Let me say first that I love almost everything Ms. Jeffries has ever put out, she just keeps getting better with each book. She a master wordsmith that builds your anticipation with each scene, then the emotional storm breaks but you know there is more to come, there is always the HEA, that after the emotional storm is worked through, if it major for one you know there will be a minor emotional upheaval for the other. Then her heroes and heroines manage to work it out and we get our HEA.
In this book, Jeremy Keane is an American artist visiting family in London (escaping to London) he’s been in the last couple Duke’s Men books. He is blond, sexy, a rogue for all purposes. He is looking for his muse, his inspiration for his next masterpiece, at the wedding breakfast of Jane and Dominic Menton, he sees her, his Juno, tall, strong, fierce. He goes about finding a way to meet her, to get permission to paint her.
Yvette Blakebrough has been caught in a rogue’s net before, she will spar with them, match wits with them, use them to get cant words for her slang dictionary, but she will never fall for one’s pretty lines again. So when her brother commissions Jeremy Keane to do her portrait she feels that she is safe from his advances, for he is known to frequent brothels, which might work to her advantage, for she has secrets of her own and needs to get into one.

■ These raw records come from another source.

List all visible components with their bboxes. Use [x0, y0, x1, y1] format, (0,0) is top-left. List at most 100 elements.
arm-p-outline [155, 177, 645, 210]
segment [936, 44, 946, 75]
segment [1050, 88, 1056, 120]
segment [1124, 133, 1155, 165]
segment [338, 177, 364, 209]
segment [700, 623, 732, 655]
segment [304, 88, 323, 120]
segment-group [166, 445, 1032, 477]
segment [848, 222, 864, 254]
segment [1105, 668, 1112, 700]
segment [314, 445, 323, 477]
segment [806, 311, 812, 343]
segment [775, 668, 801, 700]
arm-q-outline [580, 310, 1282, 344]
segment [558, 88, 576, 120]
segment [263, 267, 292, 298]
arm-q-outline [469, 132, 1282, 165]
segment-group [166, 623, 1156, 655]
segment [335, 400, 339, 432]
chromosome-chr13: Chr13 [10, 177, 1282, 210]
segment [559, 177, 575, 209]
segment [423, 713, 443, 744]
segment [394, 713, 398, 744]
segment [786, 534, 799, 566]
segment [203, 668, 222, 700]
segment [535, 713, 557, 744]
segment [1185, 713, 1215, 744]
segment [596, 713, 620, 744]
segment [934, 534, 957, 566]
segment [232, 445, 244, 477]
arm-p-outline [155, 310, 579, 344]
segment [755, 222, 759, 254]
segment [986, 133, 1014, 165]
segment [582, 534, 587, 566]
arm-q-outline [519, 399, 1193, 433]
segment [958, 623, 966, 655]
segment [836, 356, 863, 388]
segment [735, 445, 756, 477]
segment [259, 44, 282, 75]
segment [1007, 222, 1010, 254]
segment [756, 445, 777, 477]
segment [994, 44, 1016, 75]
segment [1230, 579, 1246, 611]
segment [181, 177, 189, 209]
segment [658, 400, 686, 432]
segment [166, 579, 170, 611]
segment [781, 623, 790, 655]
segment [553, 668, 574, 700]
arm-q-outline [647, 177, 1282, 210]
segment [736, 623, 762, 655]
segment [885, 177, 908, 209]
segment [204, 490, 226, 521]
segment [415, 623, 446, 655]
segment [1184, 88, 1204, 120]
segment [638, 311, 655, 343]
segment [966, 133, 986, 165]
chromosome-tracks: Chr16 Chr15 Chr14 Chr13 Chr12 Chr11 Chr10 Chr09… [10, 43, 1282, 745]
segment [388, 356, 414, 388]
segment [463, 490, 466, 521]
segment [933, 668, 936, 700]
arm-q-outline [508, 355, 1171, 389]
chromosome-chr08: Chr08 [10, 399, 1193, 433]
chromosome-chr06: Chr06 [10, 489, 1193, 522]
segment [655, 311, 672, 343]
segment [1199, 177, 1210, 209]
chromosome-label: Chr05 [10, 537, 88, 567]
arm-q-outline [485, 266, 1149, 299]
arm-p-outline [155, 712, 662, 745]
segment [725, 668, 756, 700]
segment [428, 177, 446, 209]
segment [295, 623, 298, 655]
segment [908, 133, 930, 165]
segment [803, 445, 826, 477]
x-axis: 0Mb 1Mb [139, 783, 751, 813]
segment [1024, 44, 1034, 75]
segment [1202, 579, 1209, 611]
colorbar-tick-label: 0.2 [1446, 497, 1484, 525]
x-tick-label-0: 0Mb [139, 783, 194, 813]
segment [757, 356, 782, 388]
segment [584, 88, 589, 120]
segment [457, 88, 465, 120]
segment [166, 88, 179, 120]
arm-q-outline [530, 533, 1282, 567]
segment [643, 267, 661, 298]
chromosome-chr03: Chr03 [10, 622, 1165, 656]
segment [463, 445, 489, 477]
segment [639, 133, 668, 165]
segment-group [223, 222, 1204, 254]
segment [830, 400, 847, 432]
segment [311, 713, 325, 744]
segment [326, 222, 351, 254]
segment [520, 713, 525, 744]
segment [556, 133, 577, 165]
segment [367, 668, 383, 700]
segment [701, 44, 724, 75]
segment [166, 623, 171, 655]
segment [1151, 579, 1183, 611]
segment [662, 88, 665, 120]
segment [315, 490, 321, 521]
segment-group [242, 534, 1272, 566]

This story has all the tension, laughter, nail biting and tears that Ms. Jeffries is known for. I was caught at the first scene and (being paperback and my eyes don’t like paperback that much) slowly made my way through it. Every time I had to put it down, I waited anxiously for my eyes to feel better, so I could pick it up again. Great read, I highly recommend it if you like a good Regency, and if you are a Sabrina Jeffries fan, this new series is a must add. She will always remain an auto buy author for me. You are going to love this series! Rogues trying to save their sisters from rogues just like them, great theme for a club conceived one drunken night between an American artist and an English Lord (one of the funnier hold your sides laughing scenes).